Thursday, June 21, 2007

Mmph



I'm interested in the fact that there are two (relatively) recent poetic projects that deal with the Minnesota Multiphasic Personality Index (MMPI): Katie Degentesh's The Anger Scale and Craig Dworkin's "Legion II." A set of companion-pieces, in a way, each of which takes a different approach to the test's true/false statements: the former builds poems by Google-sculpting the statements; the latter provides responses, but subtracts the statements themselves.

Dworkin's piece, then, calls attention to what is absent: we are presented with a string of affirmative and negative responses, punctuated by slight elaborations, many of which suggest exasperation at the statements' stupidity or obstinance. And if the questions' absence is disorienting, it points to the proprietary hold of the licensing corporation: Dworkin's prefatory material remarks that the poem itself, taken as a whole, constitutes a "response" to a suppressed text, in which the test's statements were recombined into a lyric voice.

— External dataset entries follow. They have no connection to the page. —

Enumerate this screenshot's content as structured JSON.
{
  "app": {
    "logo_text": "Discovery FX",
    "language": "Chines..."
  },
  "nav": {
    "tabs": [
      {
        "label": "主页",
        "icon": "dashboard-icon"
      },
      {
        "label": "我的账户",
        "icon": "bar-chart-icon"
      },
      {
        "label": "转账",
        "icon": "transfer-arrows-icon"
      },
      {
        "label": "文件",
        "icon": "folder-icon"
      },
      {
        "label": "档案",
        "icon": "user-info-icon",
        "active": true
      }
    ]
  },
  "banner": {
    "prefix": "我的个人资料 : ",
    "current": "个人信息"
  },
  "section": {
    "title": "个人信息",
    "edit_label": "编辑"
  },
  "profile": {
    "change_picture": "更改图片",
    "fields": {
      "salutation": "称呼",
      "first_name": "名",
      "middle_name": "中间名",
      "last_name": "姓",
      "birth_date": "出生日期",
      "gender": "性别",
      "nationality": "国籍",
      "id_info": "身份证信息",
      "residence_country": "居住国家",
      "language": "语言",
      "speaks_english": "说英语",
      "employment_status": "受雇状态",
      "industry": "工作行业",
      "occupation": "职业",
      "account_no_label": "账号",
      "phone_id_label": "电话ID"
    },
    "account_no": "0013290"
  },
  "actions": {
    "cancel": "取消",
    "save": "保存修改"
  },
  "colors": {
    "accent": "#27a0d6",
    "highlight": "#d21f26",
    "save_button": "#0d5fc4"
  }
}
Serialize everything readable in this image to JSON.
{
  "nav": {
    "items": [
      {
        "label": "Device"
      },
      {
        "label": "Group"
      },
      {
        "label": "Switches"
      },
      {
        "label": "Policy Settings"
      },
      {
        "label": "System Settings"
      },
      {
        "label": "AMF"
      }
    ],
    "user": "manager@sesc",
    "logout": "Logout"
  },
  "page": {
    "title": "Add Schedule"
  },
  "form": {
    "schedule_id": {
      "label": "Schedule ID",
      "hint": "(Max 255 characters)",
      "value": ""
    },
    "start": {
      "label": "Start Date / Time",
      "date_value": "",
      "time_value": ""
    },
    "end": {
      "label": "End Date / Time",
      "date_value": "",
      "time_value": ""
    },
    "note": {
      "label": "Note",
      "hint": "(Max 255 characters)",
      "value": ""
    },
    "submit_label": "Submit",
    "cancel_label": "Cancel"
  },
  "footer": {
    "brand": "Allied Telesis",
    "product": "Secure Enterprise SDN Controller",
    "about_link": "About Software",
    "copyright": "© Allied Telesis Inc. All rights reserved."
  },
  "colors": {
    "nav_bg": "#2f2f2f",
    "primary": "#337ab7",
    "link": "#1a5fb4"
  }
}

If our attention is pointed outside the text in Dworkin's poem, it comes to bear on Degentesh's book by way of paratextual materials that resonate with my discussion of flarf's complexity. The book is described so variously by its blurbs that one might almost wonder if they refer to the same text: two of the pre-reviewers playfully evoke prophesy (a central theme in the book), and a third notes a mixture of the "comic and provocative." Though darkness and violence inform these comments on the book's humor, Juliana Spahr brings this aspect to the forefront, describing a "scary" and "uneasy" book with "complicated politics."



Obviously, more needs to be said about these texts — I've not even gotten in from their outsides yet!